理解のため、これを無理やり上述EMAの計算式同様の処理をしたとみると、当日のSMAは以下の和として理解されます。(実際には計算結果は違いますが、あくまでEMA理解のため以下のようにします。)
- 当日の終値 x 定数k … A’
- 前日のSMA x (1 – 定数k) … B’
- k= 1/n、 n=期間
つまり、当日SMAは「前日SMAを1期間分希釈して、そこに当日の終値÷期間nを追加した和」です。
これと当日EMAを比較すると、要は当日EMAは「当日終値をもう一個追加で足して、期間も+1して割る」という処理をしていることが分かります。
簡単な計算例(1EMA、2EMAではどうなるか?)
計算式だけでも理解が難解なため、非常に簡単な計算例で確認してみましょう。
1SMA,EMAの場合
単純明快、当日の値そのままですね。念のためこの時点SMAとEMAは同じことを示すため載せます。

2SMA,EMAの場合
2EMAについて、計算式を横に表示しております。
例えば「期間3」で表示される「2EMA」について、当日終値ー前日EMAの「1000-55」を「x2」しているからこそ、2SMAよりも値が大きくなるのが分かるかと思います。

3SMA,EMAの場合
最後に、3EMAだと以下の通りとなります。
注目頂きたいのは、参照期間が2⇒3に変わったからと言って、計算式自体は変わらないことです。

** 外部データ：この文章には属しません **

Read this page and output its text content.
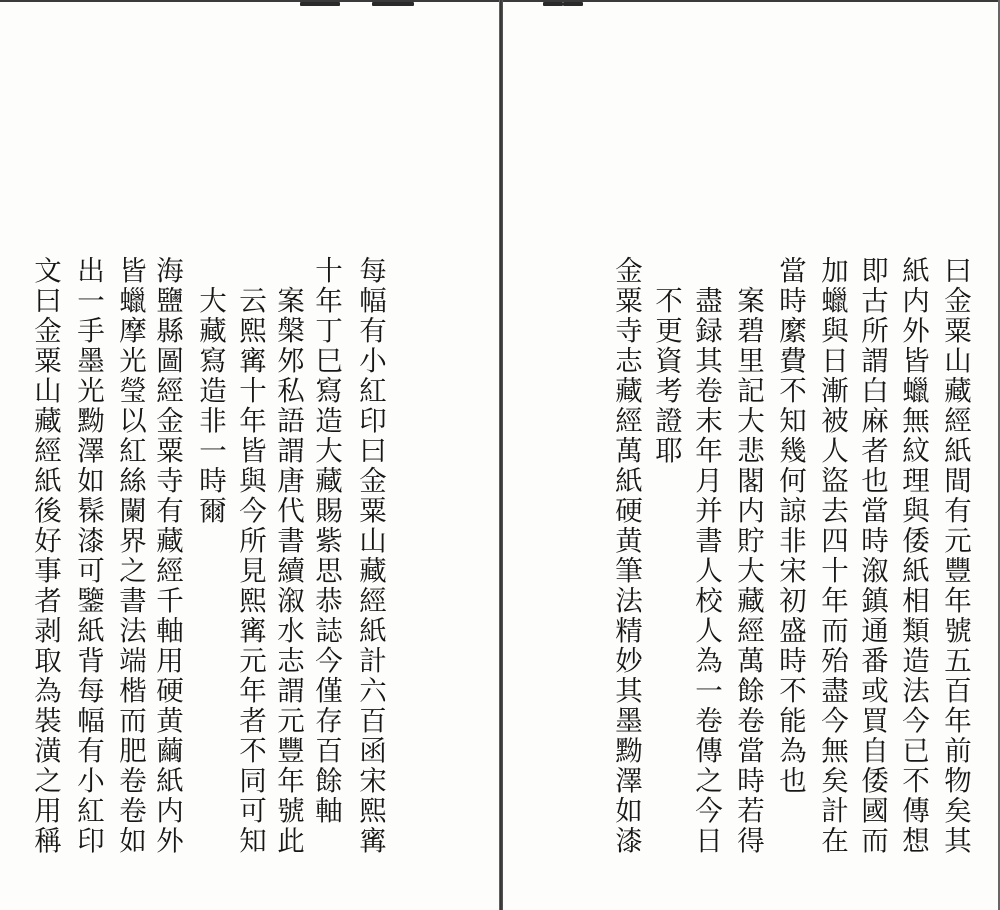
每幅有小紅印曰金粟山藏經紙計六百函宋熙寗
十年丁巳寫造大藏賜紫思恭誌今僅存百餘軸
案槃邜私語謂唐代書續溆水志謂元豐年號此
云熙寗十年皆與今所見熙寗元年者不同可知
大藏寫造非一時爾
海鹽縣圖經金粟寺有藏經千軸用硬黄繭紙内外
皆蠟摩光瑩以紅絲闌界之書法端楷而肥卷卷如
出一手墨光黝澤如髹漆可鑒紙背每幅有小紅印
文曰金粟山藏經紙後好事者剥取為裝潢之用稱	曰金粟山藏經紙間有元豐年號五百年前物矣其
紙内外皆蠟無紋理與倭紙相類造法今已不傳想
即古所謂白麻者也當時溆鎮通番或買自倭國而
加蠟與日漸被人盜去四十年而殆盡今無矣計在
當時縻費不知幾何諒非宋初盛時不能為也
案碧里記大悲閣内貯大藏經萬餘卷當時若得
盡録其卷末年月并書人校人為一卷傳之今日
不更資考證耶
金粟寺志藏經萬紙硬黄筆法精妙其墨黝澤如漆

ただ、平滑化定数の分母だけが(2+1)⇒(3+1)に変わっています。
また、2期間で比較した時よりも3期間で比較した時の方が、SMAとEMAの値差が開いていることにもご注目下さい。
参照期間が長いほど足元の値上がりは軽視されやすいところ、EMAは当日終値を2回足す分、相対的により重視出来ている、ということになります。